In the Face of Death

Let me start here, right at the beginning,
I’ll tell you a story, a yarn I’ll be spinning.
The tale of my life, the ups and the downs,
The highs and the lows, the smiles and frowns.

Not all of it’s pretty, quite messy in fact,
Far from a graceful journey, more like a forest that’s hacked.
I’ve struggled, I’ve fought, been angry and wanting,
Greedily feasting without care or stopping.

Wounded was I from hurts a plenty,
That left me angry, scared and feeling empty.
Going through life with a hidden desire,
To put out the blazing internal fire.

The pot of anger that simmered and grew,
The hatred, the spite that I never knew.
Existed inside and influenced my actions,
Keeping life boxed, neatly like fractions.

Separate parts kept packed away,
Silently hiding because I’d never say.
The sad thing is my spirit I crushed,
And created a life born of mistrust.

Laugh and live happy and free,
That is the way life’s supposed to be.
But far from this regular fairy tale,
Sometimes life can be horribly stale.

It felt as if I was locked in a trap,
Slowly becoming a maniac.
My mind it chuntered day and night,
It built and built on all the fright.

Lonely and scared, abandoned was I,
Further confused, felt like I would die.
I put on my armour and picked up my sword,
There really seemed like no other accord.

I’ll fight my way right through this life,
With my invisible sword and my invisible knife.
The sad thing is I won’t even realise,
That I have donned this armour of considerable size.

Put in place to protect my heart,
Put in place right at the start.
I came here loving, soft and true,
I can here open, fresh and new.

But gradually the wounds built by the day,
Compounding, expanding and getting in the way.
It seemed the only choice was to fight,
To fight and struggle with all my might.

All donned in my armour I took up the attack,
Too scared was I to ever look back.
The trouble was the future came from the past,
Founded on my stories that I’d built to last. 

Repeating the cycle went round and round,
Burying my spirit deep underground.
The power of the stories retold from the past,
Their powerful impact and holding tight fast. 

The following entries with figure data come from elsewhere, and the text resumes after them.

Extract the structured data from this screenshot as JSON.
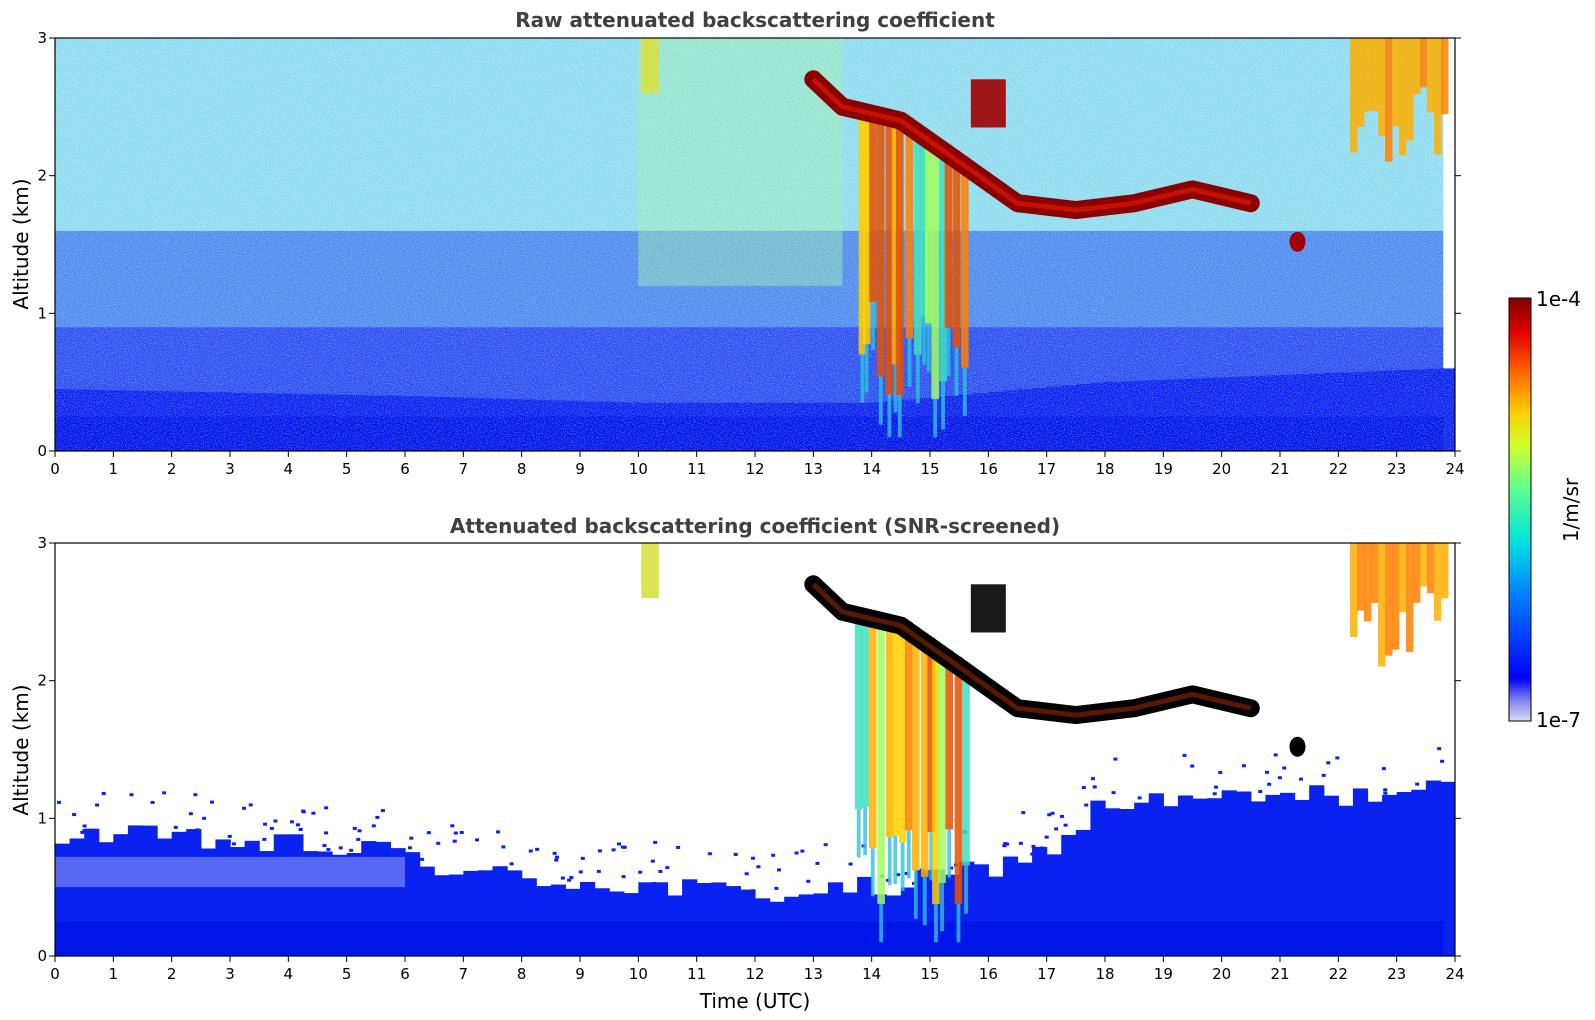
{
  "chart_data": [
    {
      "type": "heatmap",
      "title": "Raw attenuated backscattering coefficient",
      "xlabel": "",
      "ylabel": "Altitude (km)",
      "xlim": [
        0,
        24
      ],
      "ylim": [
        0,
        3
      ],
      "x_ticks": [
        "0",
        "1",
        "2",
        "3",
        "4",
        "5",
        "6",
        "7",
        "8",
        "9",
        "10",
        "11",
        "12",
        "13",
        "14",
        "15",
        "16",
        "17",
        "18",
        "19",
        "20",
        "21",
        "22",
        "23",
        "24"
      ],
      "y_ticks": [
        "0",
        "1",
        "2",
        "3"
      ],
      "screened": false,
      "features": [
        {
          "kind": "boundary_layer",
          "top_km_by_hour": [
            [
              0,
              0.45
            ],
            [
              6,
              0.4
            ],
            [
              10,
              0.35
            ],
            [
              14,
              0.35
            ],
            [
              18,
              0.5
            ],
            [
              23.8,
              0.6
            ]
          ]
        },
        {
          "kind": "cloud_layer",
          "path": [
            [
              13.0,
              2.7
            ],
            [
              13.5,
              2.5
            ],
            [
              14.5,
              2.4
            ],
            [
              15.5,
              2.1
            ],
            [
              16.5,
              1.8
            ],
            [
              17.5,
              1.75
            ],
            [
              18.5,
              1.8
            ],
            [
              19.5,
              1.9
            ],
            [
              20.5,
              1.8
            ]
          ],
          "level": "high"
        },
        {
          "kind": "precipitation",
          "x_from": 13.7,
          "x_to": 15.6,
          "top_km": 2.5,
          "bottom_km": 0.3
        }
      ]
    },
    {
      "type": "heatmap",
      "title": "Attenuated backscattering coefficient (SNR-screened)",
      "xlabel": "Time (UTC)",
      "ylabel": "Altitude (km)",
      "xlim": [
        0,
        24
      ],
      "ylim": [
        0,
        3
      ],
      "x_ticks": [
        "0",
        "1",
        "2",
        "3",
        "4",
        "5",
        "6",
        "7",
        "8",
        "9",
        "10",
        "11",
        "12",
        "13",
        "14",
        "15",
        "16",
        "17",
        "18",
        "19",
        "20",
        "21",
        "22",
        "23",
        "24"
      ],
      "y_ticks": [
        "0",
        "1",
        "2",
        "3"
      ],
      "screened": true,
      "features": [
        {
          "kind": "boundary_layer",
          "top_km_by_hour": [
            [
              0,
              0.9
            ],
            [
              6,
              0.75
            ],
            [
              7,
              0.6
            ],
            [
              12,
              0.45
            ],
            [
              14.5,
              0.5
            ],
            [
              17,
              0.75
            ],
            [
              18,
              1.1
            ],
            [
              23.8,
              1.2
            ]
          ]
        },
        {
          "kind": "cloud_layer",
          "path": [
            [
              13.0,
              2.7
            ],
            [
              13.5,
              2.5
            ],
            [
              14.5,
              2.4
            ],
            [
              15.5,
              2.1
            ],
            [
              16.5,
              1.8
            ],
            [
              17.5,
              1.75
            ],
            [
              18.5,
              1.8
            ],
            [
              19.5,
              1.9
            ],
            [
              20.5,
              1.8
            ]
          ],
          "level": "saturated"
        },
        {
          "kind": "precipitation",
          "x_from": 13.7,
          "x_to": 15.6,
          "top_km": 2.5,
          "bottom_km": 0.3
        }
      ]
    }
  ],
  "colorbar": {
    "max_label": "1e-4",
    "min_label": "1e-7",
    "unit": "1/m/sr",
    "scale": "log",
    "colormap": "jet"
  }
}
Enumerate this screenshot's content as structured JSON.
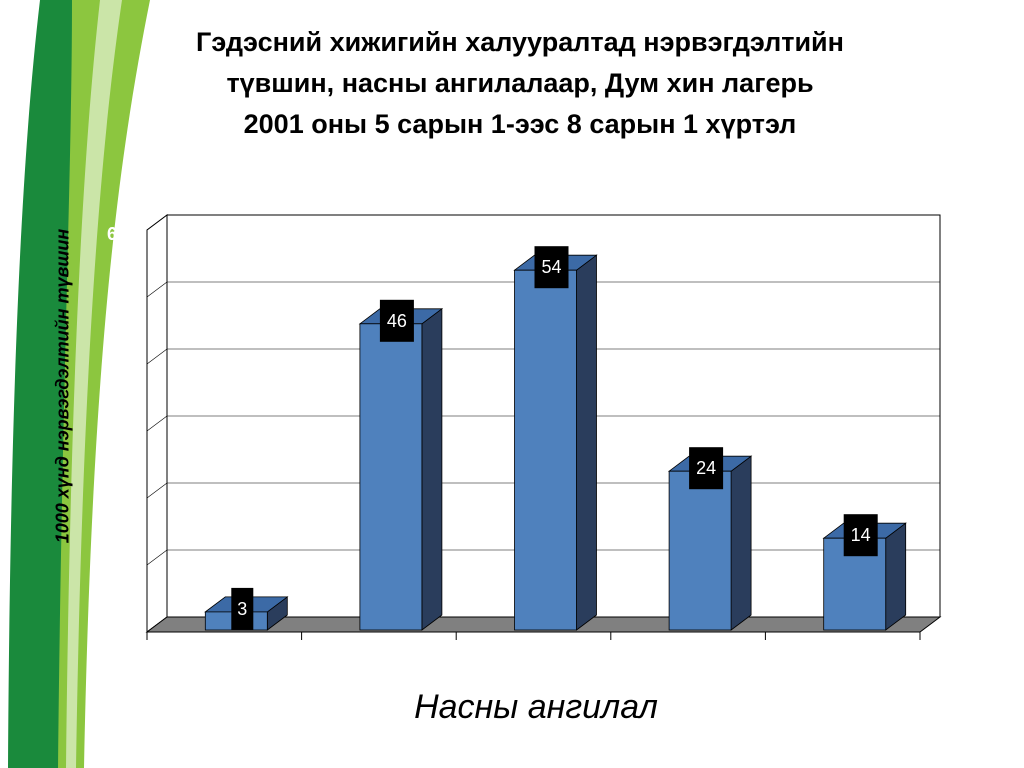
{
  "title_lines": [
    "Гэдэсний хижигийн халууралтад нэрвэгдэлтийн",
    "түвшин, насны ангилалаар, Дум хин лагерь",
    "2001 оны 5 сарын 1-ээс 8  сарын 1 хүртэл"
  ],
  "colors": {
    "bar_front": "#4f81bd",
    "bar_side": "#2a3d5c",
    "bar_top": "#3c6aa6",
    "label_box": "#000000",
    "deco_green_dark": "#1a8a3c",
    "deco_green_light": "#8cc63f"
  },
  "chart_data": {
    "type": "bar",
    "title": "Гэдэсний хижигийн халууралтад нэрвэгдэлтийн түвшин, насны ангилалаар, Дум хин лагерь 2001 оны 5 сарын 1-ээс 8  сарын 1 хүртэл",
    "xlabel": "Насны ангилал",
    "ylabel": "1000 хүнд нэрвэгдэлтийн түвшин",
    "categories": [
      "",
      "",
      "",
      "",
      ""
    ],
    "values": [
      3,
      46,
      54,
      24,
      14
    ],
    "ylim": [
      0,
      60
    ],
    "y_tick_labels_visible": [
      "60"
    ],
    "grid": true,
    "style": "3d-column"
  }
}
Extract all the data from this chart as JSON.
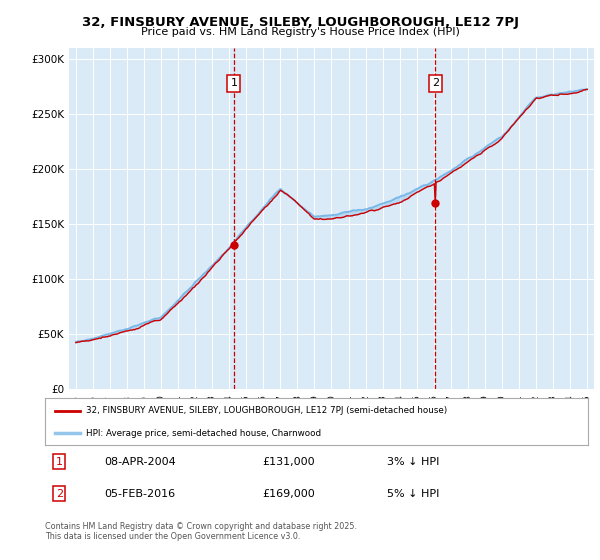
{
  "title_line1": "32, FINSBURY AVENUE, SILEBY, LOUGHBOROUGH, LE12 7PJ",
  "title_line2": "Price paid vs. HM Land Registry's House Price Index (HPI)",
  "yticks": [
    0,
    50000,
    100000,
    150000,
    200000,
    250000,
    300000
  ],
  "ytick_labels": [
    "£0",
    "£50K",
    "£100K",
    "£150K",
    "£200K",
    "£250K",
    "£300K"
  ],
  "xlim_start": 1994.6,
  "xlim_end": 2025.4,
  "ylim_min": 0,
  "ylim_max": 310000,
  "bg_color": "#daeaf7",
  "line_color_hpi": "#7ab8e8",
  "line_color_price": "#cc0000",
  "vline1_x": 2004.27,
  "vline2_x": 2016.09,
  "vline_color": "#cc0000",
  "sale1_y": 131000,
  "sale2_y": 169000,
  "sale1_label": "1",
  "sale1_date": "08-APR-2004",
  "sale1_price": "£131,000",
  "sale1_pct": "3% ↓ HPI",
  "sale2_label": "2",
  "sale2_date": "05-FEB-2016",
  "sale2_price": "£169,000",
  "sale2_pct": "5% ↓ HPI",
  "legend_line1": "32, FINSBURY AVENUE, SILEBY, LOUGHBOROUGH, LE12 7PJ (semi-detached house)",
  "legend_line2": "HPI: Average price, semi-detached house, Charnwood",
  "footer": "Contains HM Land Registry data © Crown copyright and database right 2025.\nThis data is licensed under the Open Government Licence v3.0.",
  "xtick_years": [
    1995,
    1996,
    1997,
    1998,
    1999,
    2000,
    2001,
    2002,
    2003,
    2004,
    2005,
    2006,
    2007,
    2008,
    2009,
    2010,
    2011,
    2012,
    2013,
    2014,
    2015,
    2016,
    2017,
    2018,
    2019,
    2020,
    2021,
    2022,
    2023,
    2024,
    2025
  ]
}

It wasn’t until that fateful day,
When you nearly took my life away.
As I teetered in the balance between two worlds,
Catapulted forwards a new way uncurled.

You bought me Love, you made me tingle,
Your light so bright came to intermingle.
I’d never before felt Love like this,
The only word might be bliss.

But even this is not enough,
When you try to talk of the invisible stuff.
Alive and gentle, soft and enthralling,
You wrapped me up in a Love adoring.

You melted my wounds, it felt divine,
And offered me a new lifeline.
I took that gift and back I came,
To try  again without any shame.

At times its hard not to be sucked back,
To that life lived as if a maniac.
At times I got lost, I left your warm embrace,
But you guided me back with that invisible trace.

Transmission, volition, true life sublime,
This is the life, the life that’s now mine.
If I told you it was easy I’d be telling a lie.
It been hard for me, the harder I try.

But really this is the secret, it’s easy you see,
So easy to do that you won’t believe me.
When I see the ease I look back and laugh,
At how hard I have made it walking this path.

For the harder I try, the harder I fall,
When I stop listening to the invisible call.
I do not know who you are,
All I know is the Love that comes from afar.

This carries me forward like wings on a bird,
Why I try and go alone is truly absurd.
I’ll keep casting off my armour and laying down my sword,
So that I may live fully with your accord.